Dem kann man dann den ausgedehnten Spaziergang zu all den Bauten folgen lassen, die damals binnen kürzester Zeit errichtet wurden: das historische Arbeitsamt, das Bauhausgebäude, die Meisterhäuser, die Siedlung Dessau-Törten. Ab 1925 in einem Tempo errichtet, wie es heute für Neubauten kaum noch vorstellbar ist.
Als hätten alle gewusst, dass dem Bauhaus auch in Dessau nur eine kurze Zeit beschieden sein würde und einer progressiven Stadtregierung schon 1932 eine Nazi-Dominanz folgen sollte, die den Bauhaus-Mitstreitern auch in Dessau kein Bleiben mehr ließ.
Eine Mahnung
Eigentlich eine mahnende Geschichte für die Gegenwart, wie schnell eine progressive Gesellschaft von rechtsradikalen Politikern abgewickelt und zerstört wird. Und Grund genug darüber nachzudenken, warum heute schon wieder so viele Leute bereit sind, eine Partei zu wählen, welche die Demokratie und jeden Ansatz zu einer modernen Zukunft abzuwürgen vorhat.

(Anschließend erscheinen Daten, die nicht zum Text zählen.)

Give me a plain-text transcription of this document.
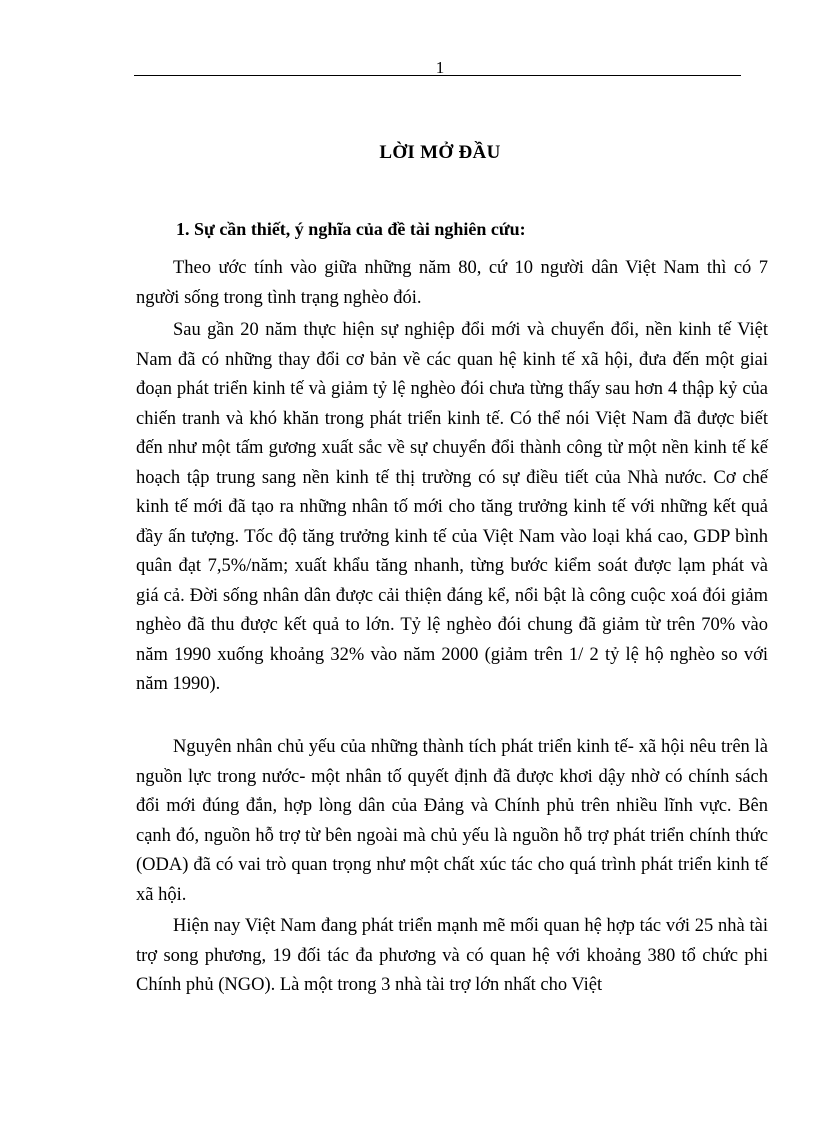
1
LỜI MỞ ĐẦU
1. Sự cần thiết, ý nghĩa của đề tài nghiên cứu:

Theo ước tính vào giữa những năm 80, cứ 10 người dân Việt Nam thì có 7 người sống trong tình trạng nghèo đói.

Sau gần 20 năm thực hiện sự nghiệp đổi mới và chuyển đổi, nền kinh tế Việt Nam đã có những thay đổi cơ bản về các quan hệ kinh tế xã hội, đưa đến một giai đoạn phát triển kinh tế và giảm tỷ lệ nghèo đói chưa từng thấy sau hơn 4 thập kỷ của chiến tranh và khó khăn trong phát triển kinh tế. Có thể nói Việt Nam đã được biết đến như một tấm gương xuất sắc về sự chuyển đổi thành công từ một nền kinh tế kế hoạch tập trung sang nền kinh tế thị trường có sự điều tiết của Nhà nước. Cơ chế kinh tế mới đã tạo ra những nhân tố mới cho tăng trưởng kinh tế với những kết quả đầy ấn tượng. Tốc độ tăng trưởng kinh tế của Việt Nam vào loại khá cao, GDP bình quân đạt 7,5%/năm; xuất khẩu tăng nhanh, từng bước kiểm soát được lạm phát và giá cả. Đời sống nhân dân được cải thiện đáng kể, nổi bật là công cuộc xoá đói giảm nghèo đã thu được kết quả to lớn. Tỷ lệ nghèo đói chung đã giảm từ trên 70% vào năm 1990 xuống khoảng 32% vào năm 2000 (giảm trên 1/ 2 tỷ lệ hộ nghèo so với năm 1990).

Nguyên nhân chủ yếu của những thành tích phát triển kinh tế- xã hội nêu trên là nguồn lực trong nước- một nhân tố quyết định đã được khơi dậy nhờ có chính sách đổi mới đúng đắn, hợp lòng dân của Đảng và Chính phủ trên nhiều lĩnh vực. Bên cạnh đó, nguồn hỗ trợ từ bên ngoài mà chủ yếu là nguồn hỗ trợ phát triển chính thức (ODA) đã có vai trò quan trọng như một chất xúc tác cho quá trình phát triển kinh tế xã hội.

Hiện nay Việt Nam đang phát triển mạnh mẽ mối quan hệ hợp tác với 25 nhà tài trợ song phương, 19 đối tác đa phương và có quan hệ với khoảng 380 tổ chức phi Chính phủ (NGO). Là một trong 3 nhà tài trợ lớn nhất cho Việt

Und die natürlich auf dem Mist gewachsen ist, den konservative Parteien nicht nur in Deutschland angehäuft haben, als sie mit neoliberalen „Reformprogrammen“ angefangen haben, den sozialen Zusammenhalt in der Gesellschaft zu zerstören. Immer mit dem – falschen – Versprechen von mehr Wohlstand.

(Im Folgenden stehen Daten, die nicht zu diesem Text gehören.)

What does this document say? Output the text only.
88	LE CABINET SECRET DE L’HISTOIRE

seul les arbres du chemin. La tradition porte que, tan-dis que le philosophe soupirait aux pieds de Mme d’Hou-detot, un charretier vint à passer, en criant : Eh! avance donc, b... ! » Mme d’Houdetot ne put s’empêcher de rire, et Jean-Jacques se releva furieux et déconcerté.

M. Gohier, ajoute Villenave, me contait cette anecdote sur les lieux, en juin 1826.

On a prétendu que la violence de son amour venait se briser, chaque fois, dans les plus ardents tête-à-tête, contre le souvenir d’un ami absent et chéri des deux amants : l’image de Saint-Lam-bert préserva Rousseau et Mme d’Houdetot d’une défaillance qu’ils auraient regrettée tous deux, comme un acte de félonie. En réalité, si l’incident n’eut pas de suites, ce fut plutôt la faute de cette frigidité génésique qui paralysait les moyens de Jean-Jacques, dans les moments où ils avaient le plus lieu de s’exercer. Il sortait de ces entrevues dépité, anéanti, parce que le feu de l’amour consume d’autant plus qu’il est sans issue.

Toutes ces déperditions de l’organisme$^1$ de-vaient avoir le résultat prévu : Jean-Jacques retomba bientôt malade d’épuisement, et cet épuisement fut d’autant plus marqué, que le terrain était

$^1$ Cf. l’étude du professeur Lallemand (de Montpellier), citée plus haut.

Natürlich erleben das viele Menschen heute als Bedrohung, fühlen sich in ihrer Existenz bedroht, werden mit rasant steigenden Energiekosten und Mieten konfrontiert, während ihre Arbeitsplätze unsicher werden. Und gerade deshalb ist der Bauhaus-Rundgang in Dessau so lehrreich, denn er zeigt gerade mit der Siedlung Dessau-Törten, dass eine der wesentlichen Bauhaus-Ideen eben auch das preiswerte Bauen für Familien mit niedrigen Einkommen war.
Dafür stehen exemplarisch die Laubenganghäuser, die seit 2017 offiziell zur Welterbestätte Bauhaus gehören. Hier wird gezeigt, dass man für Leute mit kleinen Einkommen praktisch, preiswert und trotzdem lebenswert bauen konnte.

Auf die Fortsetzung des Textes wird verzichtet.